These include programs to improve sensory processing and responsiveness, such as sensory integration therapies. Additionally, these programs target improved motor control and function, such as physical therapy.
Who is qualified to provide sensory-motor therapies?
You should look for a certified Occupational (OTR) or Physical Therapist (PT), depending on your needs. For some specific therapies, such as Sensory Integration (SI) Therapy, you should inquire if the therapist has SI certification, which requires training and coursework to be qualified. Occupational therapists should be certified by the National Board of Certified Occupational Therapists (NCBOT) and Physical therapists should be certified by the American Physical Therapy Association (APTA).
What does a sensory motor therapy session look like?
There are many types of sensory motor therapies, with goals and objectives being very different for each.
Sensory Integration (SI): The therapist will plan treatment activities which introduce and eventually desensitize a child to problematic sensory stimulations.

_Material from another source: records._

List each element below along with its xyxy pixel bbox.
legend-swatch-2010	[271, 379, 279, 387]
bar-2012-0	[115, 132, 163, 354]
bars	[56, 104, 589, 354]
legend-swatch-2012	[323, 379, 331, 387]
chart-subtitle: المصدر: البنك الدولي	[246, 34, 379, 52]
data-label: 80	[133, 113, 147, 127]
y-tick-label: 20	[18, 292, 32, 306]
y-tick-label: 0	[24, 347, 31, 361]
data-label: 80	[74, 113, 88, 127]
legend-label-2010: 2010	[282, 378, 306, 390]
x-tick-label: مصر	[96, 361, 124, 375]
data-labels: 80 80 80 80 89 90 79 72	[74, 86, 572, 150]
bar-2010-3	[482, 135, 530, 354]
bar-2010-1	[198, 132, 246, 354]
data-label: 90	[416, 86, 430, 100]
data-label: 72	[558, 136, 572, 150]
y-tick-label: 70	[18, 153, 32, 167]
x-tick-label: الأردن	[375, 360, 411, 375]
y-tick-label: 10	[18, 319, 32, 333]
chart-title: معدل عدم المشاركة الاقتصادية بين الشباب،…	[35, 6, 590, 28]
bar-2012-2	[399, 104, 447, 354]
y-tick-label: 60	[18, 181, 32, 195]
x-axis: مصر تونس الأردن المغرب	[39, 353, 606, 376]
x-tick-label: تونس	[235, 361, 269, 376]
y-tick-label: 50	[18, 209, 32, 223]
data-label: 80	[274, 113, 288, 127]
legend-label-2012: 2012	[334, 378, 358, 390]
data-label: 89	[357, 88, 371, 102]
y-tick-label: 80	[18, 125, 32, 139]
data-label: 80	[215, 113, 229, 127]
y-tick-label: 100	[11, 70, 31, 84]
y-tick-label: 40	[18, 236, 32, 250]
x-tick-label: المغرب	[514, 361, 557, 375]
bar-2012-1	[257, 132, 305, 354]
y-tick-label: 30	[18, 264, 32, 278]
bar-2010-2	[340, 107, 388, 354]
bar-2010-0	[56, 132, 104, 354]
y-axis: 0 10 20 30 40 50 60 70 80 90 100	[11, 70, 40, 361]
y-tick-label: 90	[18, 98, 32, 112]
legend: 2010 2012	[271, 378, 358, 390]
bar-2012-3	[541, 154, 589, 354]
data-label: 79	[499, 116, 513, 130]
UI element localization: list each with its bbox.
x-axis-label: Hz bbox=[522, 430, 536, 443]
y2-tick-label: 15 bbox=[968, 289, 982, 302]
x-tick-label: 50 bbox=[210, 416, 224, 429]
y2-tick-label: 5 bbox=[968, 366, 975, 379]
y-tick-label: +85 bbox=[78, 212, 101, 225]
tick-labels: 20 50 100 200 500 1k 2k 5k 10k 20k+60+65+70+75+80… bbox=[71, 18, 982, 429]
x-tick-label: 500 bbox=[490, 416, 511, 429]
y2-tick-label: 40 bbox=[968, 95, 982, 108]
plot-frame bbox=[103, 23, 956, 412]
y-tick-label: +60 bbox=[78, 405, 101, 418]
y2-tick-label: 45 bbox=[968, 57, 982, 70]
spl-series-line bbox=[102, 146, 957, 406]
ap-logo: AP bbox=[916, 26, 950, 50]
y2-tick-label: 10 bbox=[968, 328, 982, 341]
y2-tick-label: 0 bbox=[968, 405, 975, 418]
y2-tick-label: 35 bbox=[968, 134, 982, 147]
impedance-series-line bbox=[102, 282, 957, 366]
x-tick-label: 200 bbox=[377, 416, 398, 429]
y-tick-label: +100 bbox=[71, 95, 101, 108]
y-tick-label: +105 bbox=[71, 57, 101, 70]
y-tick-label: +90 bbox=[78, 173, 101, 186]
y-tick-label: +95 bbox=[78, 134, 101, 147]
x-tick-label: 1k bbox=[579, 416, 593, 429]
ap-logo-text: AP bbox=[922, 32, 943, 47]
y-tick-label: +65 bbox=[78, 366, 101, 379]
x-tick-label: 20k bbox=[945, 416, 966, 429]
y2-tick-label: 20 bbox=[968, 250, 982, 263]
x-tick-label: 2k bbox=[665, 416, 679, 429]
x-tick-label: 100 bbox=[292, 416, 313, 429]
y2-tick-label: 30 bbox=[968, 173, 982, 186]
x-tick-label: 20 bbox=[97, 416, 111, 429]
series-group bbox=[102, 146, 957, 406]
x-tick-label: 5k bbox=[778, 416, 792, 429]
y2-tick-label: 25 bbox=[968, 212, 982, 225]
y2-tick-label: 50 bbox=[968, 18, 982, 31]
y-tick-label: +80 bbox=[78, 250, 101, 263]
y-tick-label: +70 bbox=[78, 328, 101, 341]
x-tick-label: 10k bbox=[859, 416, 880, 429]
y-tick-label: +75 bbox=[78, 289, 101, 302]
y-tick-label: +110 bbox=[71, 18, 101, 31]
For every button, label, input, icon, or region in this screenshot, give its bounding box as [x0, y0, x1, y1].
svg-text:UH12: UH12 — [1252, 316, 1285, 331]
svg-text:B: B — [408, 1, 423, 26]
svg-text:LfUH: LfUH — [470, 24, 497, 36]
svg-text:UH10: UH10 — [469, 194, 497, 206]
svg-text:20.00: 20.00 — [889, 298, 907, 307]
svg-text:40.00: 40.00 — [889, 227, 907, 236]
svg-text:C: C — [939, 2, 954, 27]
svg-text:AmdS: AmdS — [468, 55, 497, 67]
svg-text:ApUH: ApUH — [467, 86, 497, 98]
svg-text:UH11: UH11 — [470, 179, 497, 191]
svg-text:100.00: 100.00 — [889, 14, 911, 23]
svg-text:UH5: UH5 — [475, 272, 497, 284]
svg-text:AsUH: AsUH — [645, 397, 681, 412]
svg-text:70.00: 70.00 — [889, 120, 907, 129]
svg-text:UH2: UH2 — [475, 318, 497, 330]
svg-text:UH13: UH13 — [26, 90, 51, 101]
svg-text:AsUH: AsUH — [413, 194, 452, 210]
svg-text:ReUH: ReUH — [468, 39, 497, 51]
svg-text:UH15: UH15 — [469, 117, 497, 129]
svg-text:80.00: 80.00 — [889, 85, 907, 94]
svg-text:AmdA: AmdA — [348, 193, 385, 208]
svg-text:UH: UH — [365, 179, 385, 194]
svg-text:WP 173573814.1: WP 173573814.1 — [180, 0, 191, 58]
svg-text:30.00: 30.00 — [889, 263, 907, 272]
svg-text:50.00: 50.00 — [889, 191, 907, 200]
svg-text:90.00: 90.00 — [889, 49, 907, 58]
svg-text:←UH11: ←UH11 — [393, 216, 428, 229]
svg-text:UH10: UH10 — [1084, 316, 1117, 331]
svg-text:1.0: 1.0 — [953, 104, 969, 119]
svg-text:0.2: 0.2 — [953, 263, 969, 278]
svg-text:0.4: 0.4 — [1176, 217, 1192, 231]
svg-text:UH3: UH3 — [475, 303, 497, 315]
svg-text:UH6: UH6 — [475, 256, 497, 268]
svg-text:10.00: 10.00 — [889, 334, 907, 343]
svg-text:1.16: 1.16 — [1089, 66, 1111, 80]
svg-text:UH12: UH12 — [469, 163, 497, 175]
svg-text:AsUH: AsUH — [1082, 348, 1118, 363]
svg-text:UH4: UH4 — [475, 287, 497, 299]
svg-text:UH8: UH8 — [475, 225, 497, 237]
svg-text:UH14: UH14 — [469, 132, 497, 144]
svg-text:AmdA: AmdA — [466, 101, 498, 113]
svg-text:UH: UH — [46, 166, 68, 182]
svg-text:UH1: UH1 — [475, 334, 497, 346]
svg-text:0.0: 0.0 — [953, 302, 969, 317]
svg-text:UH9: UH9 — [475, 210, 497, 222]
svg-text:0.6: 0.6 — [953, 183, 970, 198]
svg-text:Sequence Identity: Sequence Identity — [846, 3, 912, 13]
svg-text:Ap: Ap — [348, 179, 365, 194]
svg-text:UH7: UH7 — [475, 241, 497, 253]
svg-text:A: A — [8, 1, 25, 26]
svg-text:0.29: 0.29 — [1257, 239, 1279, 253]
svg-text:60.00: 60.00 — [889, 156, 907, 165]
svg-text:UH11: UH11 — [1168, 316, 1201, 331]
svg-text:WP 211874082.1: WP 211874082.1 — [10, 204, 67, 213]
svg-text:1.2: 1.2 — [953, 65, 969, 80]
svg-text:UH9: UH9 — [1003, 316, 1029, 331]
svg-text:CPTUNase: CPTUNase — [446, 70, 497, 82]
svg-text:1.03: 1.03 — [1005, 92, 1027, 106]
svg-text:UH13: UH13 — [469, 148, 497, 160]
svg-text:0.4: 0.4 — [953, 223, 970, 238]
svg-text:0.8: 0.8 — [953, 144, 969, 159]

Over time, the child develops more appropriate responses to and tolerance for different textures, sounds, tastes and smells, for example. A therapy sensation may involve sand play, eating foods with varied textures, rolling on a ball, or wearing a weighted vest, as examples.
A consultation with an OT certified in SI may be helpful in providing recommendations for special equipment or tools such as swings and balls for those needing sensory stimulation throughout the school day, for example.
Gross and fine motor therapies: The therapist will utilize various treatment activities to improve, strengthen, range of motion, and flexibility across targeted muscle groups. The end goal of these therapies is to improve functioning in daily living activities, such as, riding a bike, tying shoes, or handwriting.